Midi and Maxi prep - (Aug/19/2012 )
I did the mini prep of my sequence which is 1.4 kb and the Maxi prep of my vector (pPICZalpha A) which is 3.6 kb.. I followed the complete protocol ... Now What would be the next step to verify my midi and maxi prep..Since I am doing all this stuff for the first time and that to alone in the lab, I seek some help and advice from you...
kindly give me a quick response.... I would be thankful to all.
Verification can be done by sequencing or by restriction digest.
Note that miniprep usually has a specific context for molecular biology - it means a small scale preparation of plasmid DNA, not an insert alone.

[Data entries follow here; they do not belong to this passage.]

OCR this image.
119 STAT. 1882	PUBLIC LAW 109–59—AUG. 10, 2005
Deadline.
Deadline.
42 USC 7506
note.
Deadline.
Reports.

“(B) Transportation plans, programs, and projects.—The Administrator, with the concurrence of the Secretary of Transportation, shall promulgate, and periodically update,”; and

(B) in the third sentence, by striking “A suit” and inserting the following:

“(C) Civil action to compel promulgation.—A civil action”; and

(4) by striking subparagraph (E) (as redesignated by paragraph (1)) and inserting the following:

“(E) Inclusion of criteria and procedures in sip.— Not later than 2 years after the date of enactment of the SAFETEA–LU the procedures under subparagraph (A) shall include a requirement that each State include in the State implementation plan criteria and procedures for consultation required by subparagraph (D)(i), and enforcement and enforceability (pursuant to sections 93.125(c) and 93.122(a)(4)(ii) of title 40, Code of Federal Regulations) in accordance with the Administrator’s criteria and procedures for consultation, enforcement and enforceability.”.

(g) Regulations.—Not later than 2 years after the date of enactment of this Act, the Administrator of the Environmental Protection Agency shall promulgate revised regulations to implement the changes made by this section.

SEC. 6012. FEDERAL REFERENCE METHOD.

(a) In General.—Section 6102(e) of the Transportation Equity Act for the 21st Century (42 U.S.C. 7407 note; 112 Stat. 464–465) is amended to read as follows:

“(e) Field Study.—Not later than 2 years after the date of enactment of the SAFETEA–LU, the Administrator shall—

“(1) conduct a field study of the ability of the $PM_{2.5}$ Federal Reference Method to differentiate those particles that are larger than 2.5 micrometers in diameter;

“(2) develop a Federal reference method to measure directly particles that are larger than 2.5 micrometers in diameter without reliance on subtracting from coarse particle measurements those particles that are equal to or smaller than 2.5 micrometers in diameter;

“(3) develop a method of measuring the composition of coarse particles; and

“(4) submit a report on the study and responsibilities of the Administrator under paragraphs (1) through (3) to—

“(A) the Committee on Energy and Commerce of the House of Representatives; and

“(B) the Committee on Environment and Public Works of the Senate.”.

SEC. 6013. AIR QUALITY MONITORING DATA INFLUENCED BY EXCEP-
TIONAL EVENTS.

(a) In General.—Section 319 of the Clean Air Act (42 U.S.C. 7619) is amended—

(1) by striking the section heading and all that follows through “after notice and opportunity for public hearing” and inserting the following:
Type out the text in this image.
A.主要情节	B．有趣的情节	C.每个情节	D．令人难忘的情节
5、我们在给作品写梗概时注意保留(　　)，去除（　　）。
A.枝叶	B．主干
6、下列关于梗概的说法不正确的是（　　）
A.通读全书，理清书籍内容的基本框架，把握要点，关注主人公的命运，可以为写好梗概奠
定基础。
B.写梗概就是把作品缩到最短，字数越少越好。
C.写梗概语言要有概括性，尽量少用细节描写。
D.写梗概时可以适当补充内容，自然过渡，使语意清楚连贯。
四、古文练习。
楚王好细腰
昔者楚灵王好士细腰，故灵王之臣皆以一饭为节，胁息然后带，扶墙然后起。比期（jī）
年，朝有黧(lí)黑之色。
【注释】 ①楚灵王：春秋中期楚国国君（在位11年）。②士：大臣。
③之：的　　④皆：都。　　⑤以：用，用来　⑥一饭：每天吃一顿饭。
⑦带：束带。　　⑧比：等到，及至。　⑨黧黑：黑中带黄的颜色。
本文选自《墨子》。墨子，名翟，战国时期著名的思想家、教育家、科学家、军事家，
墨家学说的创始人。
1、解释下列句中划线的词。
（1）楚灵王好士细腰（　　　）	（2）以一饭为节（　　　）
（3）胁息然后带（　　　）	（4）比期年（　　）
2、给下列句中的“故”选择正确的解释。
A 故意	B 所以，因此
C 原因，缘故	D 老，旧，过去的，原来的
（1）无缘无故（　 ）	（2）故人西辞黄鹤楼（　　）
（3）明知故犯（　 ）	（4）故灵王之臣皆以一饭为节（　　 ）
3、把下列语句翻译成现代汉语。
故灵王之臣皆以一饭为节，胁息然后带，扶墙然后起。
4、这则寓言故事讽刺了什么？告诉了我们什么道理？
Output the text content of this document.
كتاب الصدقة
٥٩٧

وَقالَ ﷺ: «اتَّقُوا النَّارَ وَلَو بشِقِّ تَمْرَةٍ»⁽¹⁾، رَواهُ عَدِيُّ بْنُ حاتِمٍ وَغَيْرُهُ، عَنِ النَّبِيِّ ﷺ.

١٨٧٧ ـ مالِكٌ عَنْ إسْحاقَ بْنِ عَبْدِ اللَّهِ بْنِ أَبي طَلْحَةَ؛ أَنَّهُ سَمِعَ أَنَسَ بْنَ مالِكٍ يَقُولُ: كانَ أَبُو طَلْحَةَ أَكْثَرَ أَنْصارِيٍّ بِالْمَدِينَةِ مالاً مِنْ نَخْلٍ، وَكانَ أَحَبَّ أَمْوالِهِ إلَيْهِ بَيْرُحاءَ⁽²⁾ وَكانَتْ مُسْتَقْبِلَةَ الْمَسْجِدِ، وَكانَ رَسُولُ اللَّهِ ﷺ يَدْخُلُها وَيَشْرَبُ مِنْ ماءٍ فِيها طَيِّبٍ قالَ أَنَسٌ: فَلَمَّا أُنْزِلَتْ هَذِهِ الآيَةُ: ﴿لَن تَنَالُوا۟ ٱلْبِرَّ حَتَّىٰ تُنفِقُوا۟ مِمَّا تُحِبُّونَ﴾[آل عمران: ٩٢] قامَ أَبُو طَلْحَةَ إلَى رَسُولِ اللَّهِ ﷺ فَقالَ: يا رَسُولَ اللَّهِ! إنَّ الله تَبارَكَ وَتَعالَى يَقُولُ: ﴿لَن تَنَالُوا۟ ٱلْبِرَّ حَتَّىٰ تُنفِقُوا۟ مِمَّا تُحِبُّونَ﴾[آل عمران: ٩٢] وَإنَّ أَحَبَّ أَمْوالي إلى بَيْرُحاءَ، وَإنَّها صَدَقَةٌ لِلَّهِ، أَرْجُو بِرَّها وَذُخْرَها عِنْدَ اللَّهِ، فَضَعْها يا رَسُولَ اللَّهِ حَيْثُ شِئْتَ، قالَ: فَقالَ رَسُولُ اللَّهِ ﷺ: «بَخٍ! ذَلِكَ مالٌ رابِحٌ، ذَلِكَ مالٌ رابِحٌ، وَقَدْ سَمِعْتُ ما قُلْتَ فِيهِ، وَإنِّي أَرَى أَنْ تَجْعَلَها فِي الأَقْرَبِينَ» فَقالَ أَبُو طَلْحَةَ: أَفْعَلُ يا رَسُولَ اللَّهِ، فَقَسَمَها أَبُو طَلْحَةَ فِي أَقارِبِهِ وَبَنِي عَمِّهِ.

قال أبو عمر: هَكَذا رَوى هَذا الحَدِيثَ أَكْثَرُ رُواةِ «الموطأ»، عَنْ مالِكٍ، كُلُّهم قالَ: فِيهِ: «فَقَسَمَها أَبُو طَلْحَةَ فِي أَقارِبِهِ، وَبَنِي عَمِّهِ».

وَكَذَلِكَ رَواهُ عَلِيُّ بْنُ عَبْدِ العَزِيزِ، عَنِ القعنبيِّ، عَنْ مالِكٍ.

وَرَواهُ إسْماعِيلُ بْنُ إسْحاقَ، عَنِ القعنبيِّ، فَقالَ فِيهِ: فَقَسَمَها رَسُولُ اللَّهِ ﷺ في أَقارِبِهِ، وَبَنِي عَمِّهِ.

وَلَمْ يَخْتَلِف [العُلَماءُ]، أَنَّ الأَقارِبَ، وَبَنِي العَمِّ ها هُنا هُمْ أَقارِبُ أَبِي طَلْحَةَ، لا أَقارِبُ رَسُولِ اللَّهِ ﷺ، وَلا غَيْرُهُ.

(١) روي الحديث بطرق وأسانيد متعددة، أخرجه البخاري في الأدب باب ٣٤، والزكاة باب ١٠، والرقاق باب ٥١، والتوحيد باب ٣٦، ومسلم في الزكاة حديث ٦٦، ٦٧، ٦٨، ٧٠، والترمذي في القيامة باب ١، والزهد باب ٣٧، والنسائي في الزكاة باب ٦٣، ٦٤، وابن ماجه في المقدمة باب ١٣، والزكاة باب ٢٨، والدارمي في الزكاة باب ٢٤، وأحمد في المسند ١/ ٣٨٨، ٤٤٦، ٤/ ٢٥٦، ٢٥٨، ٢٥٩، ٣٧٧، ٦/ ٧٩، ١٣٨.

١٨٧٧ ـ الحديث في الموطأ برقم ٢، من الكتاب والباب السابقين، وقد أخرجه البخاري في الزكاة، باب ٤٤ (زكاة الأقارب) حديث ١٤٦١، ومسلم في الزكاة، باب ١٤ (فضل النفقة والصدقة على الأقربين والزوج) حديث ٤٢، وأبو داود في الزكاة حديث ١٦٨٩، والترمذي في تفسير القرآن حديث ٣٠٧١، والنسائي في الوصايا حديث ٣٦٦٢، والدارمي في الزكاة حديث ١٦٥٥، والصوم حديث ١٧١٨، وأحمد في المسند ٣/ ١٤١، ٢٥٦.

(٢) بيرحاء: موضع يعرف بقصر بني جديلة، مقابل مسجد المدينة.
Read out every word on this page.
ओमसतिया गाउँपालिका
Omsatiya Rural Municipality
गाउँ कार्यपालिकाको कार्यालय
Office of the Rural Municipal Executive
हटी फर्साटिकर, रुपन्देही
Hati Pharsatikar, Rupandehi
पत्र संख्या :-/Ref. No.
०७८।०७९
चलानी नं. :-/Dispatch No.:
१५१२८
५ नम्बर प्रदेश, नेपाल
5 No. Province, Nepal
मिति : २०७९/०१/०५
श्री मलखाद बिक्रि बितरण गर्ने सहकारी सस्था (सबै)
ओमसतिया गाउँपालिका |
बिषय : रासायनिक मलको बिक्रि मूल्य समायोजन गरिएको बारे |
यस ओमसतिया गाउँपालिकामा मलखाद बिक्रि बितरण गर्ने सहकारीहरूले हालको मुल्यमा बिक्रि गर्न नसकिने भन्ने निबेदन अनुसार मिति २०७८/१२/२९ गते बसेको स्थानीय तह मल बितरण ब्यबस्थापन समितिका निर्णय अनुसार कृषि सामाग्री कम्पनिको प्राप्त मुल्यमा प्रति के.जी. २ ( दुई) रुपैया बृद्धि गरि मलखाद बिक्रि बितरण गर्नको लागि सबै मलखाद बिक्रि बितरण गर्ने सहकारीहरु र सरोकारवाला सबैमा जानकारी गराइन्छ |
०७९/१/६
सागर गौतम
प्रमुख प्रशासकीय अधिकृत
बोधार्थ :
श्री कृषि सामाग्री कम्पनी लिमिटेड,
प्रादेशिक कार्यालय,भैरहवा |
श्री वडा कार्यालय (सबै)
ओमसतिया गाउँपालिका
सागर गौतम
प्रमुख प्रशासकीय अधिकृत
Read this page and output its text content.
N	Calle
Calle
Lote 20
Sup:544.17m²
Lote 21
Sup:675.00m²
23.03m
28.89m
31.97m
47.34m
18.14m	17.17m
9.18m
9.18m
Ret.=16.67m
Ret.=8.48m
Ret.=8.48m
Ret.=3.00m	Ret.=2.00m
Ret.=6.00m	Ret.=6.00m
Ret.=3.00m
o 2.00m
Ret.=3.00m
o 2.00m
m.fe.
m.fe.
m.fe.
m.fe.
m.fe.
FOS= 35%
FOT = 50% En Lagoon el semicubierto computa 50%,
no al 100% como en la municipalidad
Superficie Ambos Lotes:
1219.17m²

As bob1 says, miniprep refers to a purification of plasmid DNA... not inserts or digested plasmids. After electrophoresis I use to check the correct size of both insert and digested vector (use a low-power UV lamp...) and then cut the correct bands. After that, I use a kit specifically designed to purify double strand DNA (from agarose or from PCR reactions... ). I usually check the DNA concentration and then I perform the ligation. For that I usually try 1:3 to 1:10 molar ratios (digested plasmid:insert). You can find ligation and transformation protocols in the forum. Then, you have to see if the ligation worked and select some colonies. I like to confirm that the colonies have the proper insert in the proper vector by doing colony-PCR (basically, you amplify a region containing your insert and some part of the vector). From the positive clones, I culture some of them, do a miniprep, keep a glycerol stock and sequence them.
Alternatively, you could find a restriction digest strategy that would also indicate whether the vectors (after ligation) have the insert. Our lab usually suggests a restriction site unique to the insert, although you don't necessarily have to use it.